Our Cox regression analysis demonstrated that patient age at entry into the study, ambulatory status, weight, and FVC were also significant predictors of the risk of NV in DMD patients. Firstly, it is expected that FVC should confer a protective (i.e., negative) effect on the risk of NV use in DMD as FVC decline is strongly correlated with the onset of nocturnal hypoventilation and the need for NV assistance in patients with DMD [49]. In fact, FVC is the primary clinical measure of respiratory function in this population and is often used as a metric for the need for NV prescription [49]. Secondly, it is not surprising that ambulatory status decreased the risk of NV in our cohort, seeing that DMD patients who are ambulatory typically display a better clinical prognosis [50]. Thirdly, patient weight was also identified as a significant, negative risk factor of NV – an expected finding given that weight is negatively associated with respiratory function and ambulatory status in this population [49]. And finally, patient age at entry into the study was also a negative predicator of the risk of NV use. This may be due to a number of patients who were not prescribed NV during the study follow-up period were also older at entry into the study. One explanation may be these patients having entered into the study at a later age as a result of being healthier and living longer without severe respiratory weakness or derangement.
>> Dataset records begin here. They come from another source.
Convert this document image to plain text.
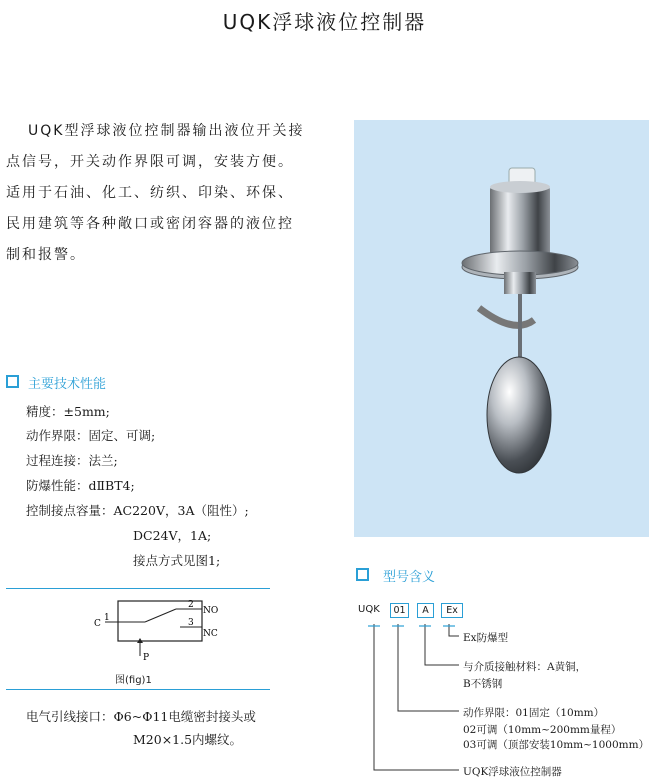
UQK浮球液位控制器
UQK型浮球液位控制器输出液位开关接
点信号，开关动作界限可调，安装方便。
适用于石油、化工、纺织、印染、环保、
民用建筑等各种敞口或密闭容器的液位控
制和报警。
主要技术性能
精度：±5mm;
动作界限：固定、可调;
过程连接：法兰;
防爆性能：dⅡBT4;
控制接点容量：AC220V，3A（阻性）;
DC24V，1A;
接点方式见图1;
C
1
2
3
NO
NC
P
图(fig)1
电气引线接口：Φ6~Φ11电缆密封接头或
M20×1.5内螺纹。
型号含义
UQK	01	A	Ex
Ex防爆型
与介质接触材料：A黄铜，
B不锈钢
动作界限：01固定（10mm）
02可调（10mm~200mm量程）
03可调（顶部安装10mm~1000mm）
UQK浮球液位控制器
Methodological considerations

It is emphasized that data for this study was collected prior to the publication of the 2018 DMD Care Considerations and the DNHS protocol did not specify when clinicians had to implement NV (e.g. at a certain FVC, pCO2, or nocturnal desaturation event threshold). Therefore, the clinically adopted thresholds may vary between clinics [49]. However, recommendations for the monitoring of sleep quality, symptoms of sleep-disordered breathing, and annual polysomnography with continuous CO2 to detect nighttime hypoventilation and the need for NV precede the current DMD Care Considerations [51]. As such, it may be assumed patients were properly monitored and that clinical standards of care were similar between populations.

Conclusions

The findings of the present study indicate that DMD patients with the Gly16 ADRB2 polymorphism are approximately 6.5 times more likely to require full-time NV assistance at a given age compared with those patients expressing the Arg16 polymorphism. Despite prior speculation that ADRB2 stimulation may be a useful therapeutic approach, our data suggest caution in using ADRB2 agonist treatment for post-adolescent DMD patients at risk for nocturnal hypoventilation.